Looking forward, the 2015 edition health IT certification criteria updates and the new standardized application programming interface (API) functionality dates are now required by December 31, 2022.

Patients will gain access to their health information and can shop for and coordinate their healthcare using their respective smartphones.

“We're doing everything we can to try to evangelize and encourage the industry to implement in advance of that date,” Tripathi said. “That's already happening, which is great.”

However, a significant challenge of having a very fragmented healthcare industry is some vendors will get ahead and take on the challenge, while some will fall behind, the ONC leader explained.

“That's always the challenge for developing interoperability and developing an app-based world where you'd ideally like to be able to have solutions that migrate across or be implemented across systems without having to do too much system customization,” Tripathi said.

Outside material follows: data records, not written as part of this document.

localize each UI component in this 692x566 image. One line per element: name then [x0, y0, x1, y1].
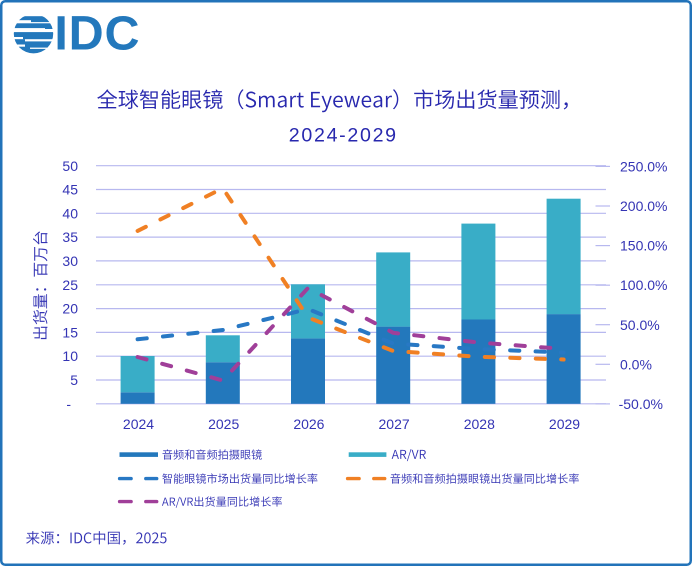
svg-text:50: 50 [62, 158, 78, 174]
svg-text:150.0%: 150.0% [620, 238, 667, 254]
svg-text:2024-2029: 2024-2029 [289, 125, 398, 147]
svg-text:2024: 2024 [123, 416, 154, 432]
svg-text:2027: 2027 [379, 416, 410, 432]
svg-text:2029: 2029 [549, 416, 580, 432]
svg-text:5: 5 [70, 372, 78, 388]
svg-text:2028: 2028 [464, 416, 495, 432]
svg-text:40: 40 [62, 205, 78, 221]
svg-text:35: 35 [62, 229, 78, 245]
svg-text:-: - [66, 396, 71, 412]
svg-text:-50.0%: -50.0% [619, 396, 663, 412]
svg-text:10: 10 [62, 348, 78, 364]
svg-text:0.0%: 0.0% [620, 356, 652, 372]
svg-text:200.0%: 200.0% [620, 198, 667, 214]
svg-text:15: 15 [62, 324, 78, 340]
svg-text:100.0%: 100.0% [620, 277, 667, 293]
svg-text:20: 20 [62, 301, 78, 317]
svg-text:2025: 2025 [208, 416, 239, 432]
svg-text:IDC: IDC [54, 7, 140, 61]
svg-text:50.0%: 50.0% [620, 317, 660, 333]
svg-text:45: 45 [62, 182, 78, 198]
svg-text:2026: 2026 [293, 416, 324, 432]
svg-text:250.0%: 250.0% [620, 159, 667, 175]
svg-text:30: 30 [62, 253, 78, 269]
svg-text:25: 25 [62, 277, 78, 293]
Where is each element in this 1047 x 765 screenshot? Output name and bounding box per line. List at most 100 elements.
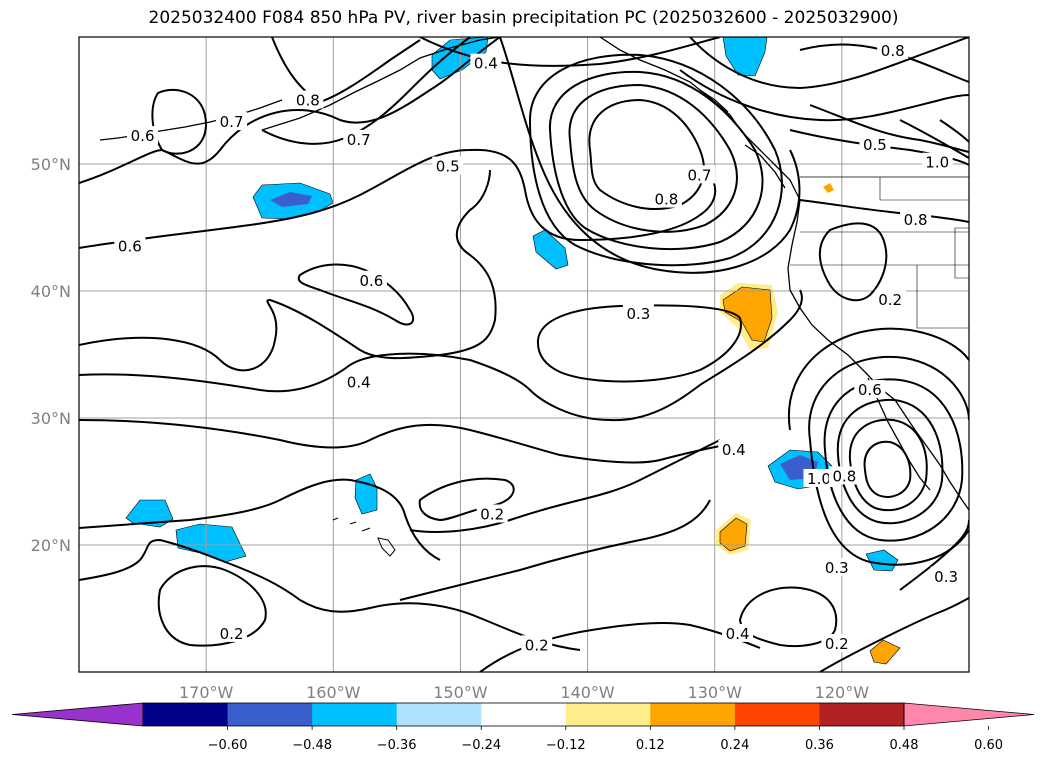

“Without the floor of regulation in a fragmented healthcare industry, you're always going to have a lot of variation around what's the floor mat. We recognize that's the important role that regulation plays in health care.”

As Tripathi noted in a separate interview, the April 5 date is limited to structured data under the US Core Data for Interoperability (USCDI), allowing healthcare organizations to work with a limited set of patient data. However, he wants healthcare organizations to be fully prepared for 18 months from now when all structured data and most unstructured data will be available.

“What are we going to start doing with notes?” Tripathi posed. “How are those valued? What technologies do we want to apply there?”

“Once the gates open to the full dataset, there'll be a lot more unstructured data available,” Tripathi said. “We should start thinking about as an industry and how we're going to start to use that information in meaningful ways.”

To prepare for October 2022, Tripathi recommended healthcare organizations to make all patient data available as if the complete dataset was open over those 18 months.

“There’s a number of ways to think about that opportunity,” Tripathi concluded. “We have to move on from a compliance mindset to an opportunity mindset. We have to take compliance into account, but there are especially rich areas that have yet to be explored.”